Pakistan’s unrelenting hostility towards us as an entity is therefore an issue for us and in that context, Balochistan, which provides us leverage of the kind Pakistan exploits in Kashmir, should enter the India-Pakistan equation. Let us not allow Pakistan to segment the issues between us in a way that its right to interfere in J&K has to be acknowledged by us, but any interference by us to exploit separatism within its boundaries is impermissible.
The Simla Agreement enjoined both sides to settle the Kashmir issue bilaterally, outside UN auspices. It gave no locus standi to the Kashmiri people — much less the Hurriyat — in negotiations, as claimed by the Pakistan High Commissioner. Nawaz Sharif is repudiating the Simla Agreement by repeatedly invoking the UN resolutions and demanding a referendum. If Pakistan argues that bilateralism has not worked, it is because it expects India to accept its territorial claims in Kashmir even through this process, which means that India should give Pakistan bilaterally what it has aspired to obtain through the UN resolutions.
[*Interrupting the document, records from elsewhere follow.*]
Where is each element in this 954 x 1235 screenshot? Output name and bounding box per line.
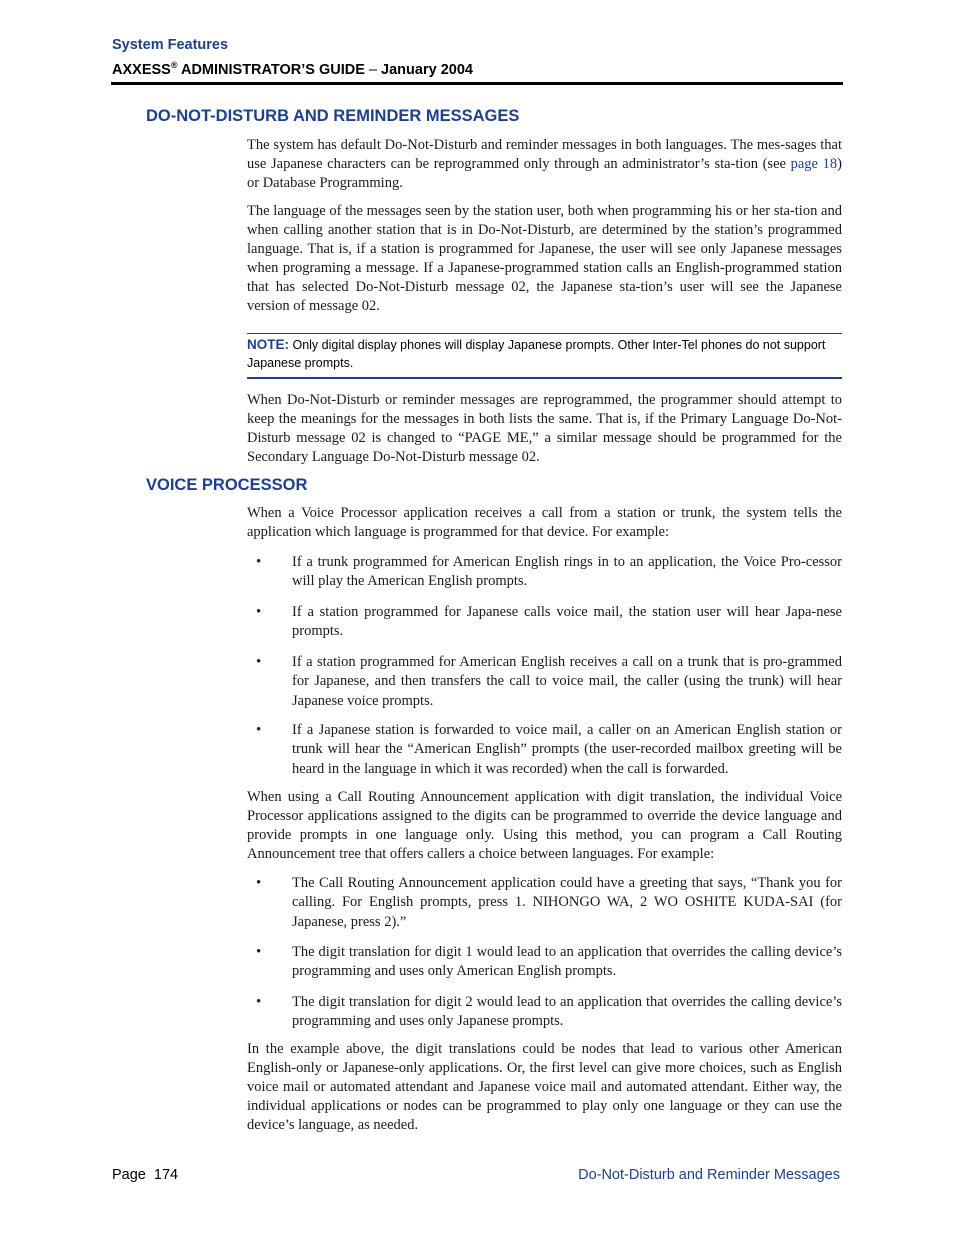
note-label: NOTE:: [247, 337, 289, 352]
vp-paragraph-3: In the example above, the digit translations could be nodes that lead to various other American English-only or Japanese-only applications. Or, the first level can give more choices, such as English voice mail or automated attendant and Japanese voice mail and automated attendant. Either way, the individual applications or nodes can be programmed to play only one language or they can use the device’s language, as needed.: [247, 1041, 842, 1133]
section-heading-voice-processor: VOICE PROCESSOR: [146, 476, 308, 494]
bullet-icon: •: [256, 654, 262, 670]
footer-page-number: Page 174: [112, 1167, 179, 1183]
brand-name: AXXESS: [112, 61, 171, 78]
vp-paragraph-2: When using a Call Routing Announcement application with digit translation, the individual Voice Processor applications assigned to the digits can be programmed to override the device language and provide prompts in one language only. Using this method, you can program a Call Routing Announcement tree that offers callers a choice between languages. For example:: [247, 789, 842, 862]
running-header-section: System Features: [112, 37, 229, 53]
dnd-p1-text: The system has default Do-Not-Disturb and reminder messages in both languages. The mes-sages that use Japanese characters can be reprogrammed only through an administrator’s sta-tion (see: [247, 137, 842, 172]
note-box: [247, 336, 842, 372]
dnd-p1-text-end: ) or Database Programming.: [247, 155, 842, 191]
bullet-icon: •: [256, 722, 262, 738]
vp-bullet-5: The Call Routing Announcement application could have a greeting that says, “Thank you for calling. For English prompts, press 1. NIHONGO WA, 2 WO OSHITE KUDA-SAI (for Japanese, press 2).”: [292, 875, 842, 930]
vp-bullet-4: If a Japanese station is forwarded to voice mail, a caller on an American English station or trunk will hear the “American English” prompts (the user-recorded mailbox greeting will be heard in the language in which it was recorded) when the call is forwarded.: [292, 722, 842, 777]
note-bottom-rule: [247, 377, 842, 379]
dnd-paragraph-3: When Do-Not-Disturb or reminder messages are reprogrammed, the programmer should attempt to keep the meanings for the messages in both lists the same. That is, if the Primary Language Do-Not-Disturb message 02 is changed to “PAGE ME,” a similar message should be programmed for the Secondary Language Do-Not-Disturb message 02.: [247, 392, 842, 465]
bullet-icon: •: [256, 554, 262, 570]
bullet-icon: •: [256, 994, 262, 1010]
guide-date: January 2004: [381, 61, 473, 78]
vp-bullet-7: The digit translation for digit 2 would lead to an application that overrides the calling device’s programming and uses only Japanese prompts.: [292, 994, 842, 1030]
dnd-paragraph-1: [247, 136, 842, 193]
bullet-icon: •: [256, 875, 262, 891]
vp-bullet-2: If a station programmed for Japanese calls voice mail, the station user will hear Japa-nese prompts.: [292, 604, 842, 640]
vp-bullet-3: If a station programmed for American English receives a call on a trunk that is pro-grammed for Japanese, and then transfers the call to voice mail, the caller (using the trunk) will hear Japanese voice prompts.: [292, 654, 842, 709]
page-link[interactable]: page 18: [790, 155, 838, 172]
footer-section-title: Do-Not-Disturb and Reminder Messages: [578, 1167, 840, 1183]
bullet-icon: •: [256, 604, 262, 620]
note-text: Only digital display phones will display Japanese prompts. Other Inter-Tel phones do not support Japanese prompts.: [247, 338, 826, 370]
bullet-icon: •: [256, 944, 262, 960]
header-rule: [111, 82, 843, 85]
title-separator: –: [364, 61, 382, 78]
note-top-rule: [247, 333, 842, 334]
section-heading-dnd: DO-NOT-DISTURB AND REMINDER MESSAGES: [146, 107, 520, 125]
vp-paragraph-1: When a Voice Processor application receives a call from a station or trunk, the system tells the application which language is programmed for that device. For example:: [247, 505, 842, 540]
running-header-title: [112, 60, 812, 78]
vp-bullet-6: The digit translation for digit 1 would lead to an application that overrides the calling device’s programming and uses only American English prompts.: [292, 944, 842, 980]
vp-bullet-1: If a trunk programmed for American English rings in to an application, the Voice Pro-cessor will play the American English prompts.: [292, 554, 842, 590]
guide-title: ADMINISTRATOR’S GUIDE: [177, 61, 365, 78]
registered-mark: ®: [170, 60, 178, 70]
dnd-paragraph-2: The language of the messages seen by the station user, both when programming his or her sta-tion and when calling another station that is in Do-Not-Disturb, are determined by the station’s programmed language. That is, if a station is programmed for Japanese, the user will see only Japanese messages when programing a message. If a Japanese-programmed station calls an English-programmed station that has selected Do-Not-Disturb message 02, the Japanese sta-tion’s user will see the Japanese version of message 02.: [247, 203, 842, 314]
If India refuses, it is accused of scuttling bilateralism. India has not shied away from bilateralism; the problem is Pakistan’s determination to wrest more territory in J&K in addition to what it occupies illegally. This conundrum has no solution.
We had no hand in Nawaz Sharif’s election and we cannot prevent his ouster if it comes about. We cannot alter the internal civil-military power equation within Pakistan. Nawaz Sharif is supposedly well disposed towards India, but his months in power do not show this materially. We cannot offer him concessions to strengthen him politically against the military, as such concessions would have to be those that satisfy the military and the religious extremists, which would be a losing game for us.
We must cease worrying about big powers leaning on us if our dialogue with Pakistan falters. They should be reminded of their own experience of Pakistan’s duplicity and terror-links. When they can change regimes they dislike, they should not advise us to tolerate unacceptable provocations by an adversary. It is time we grew up and stood up.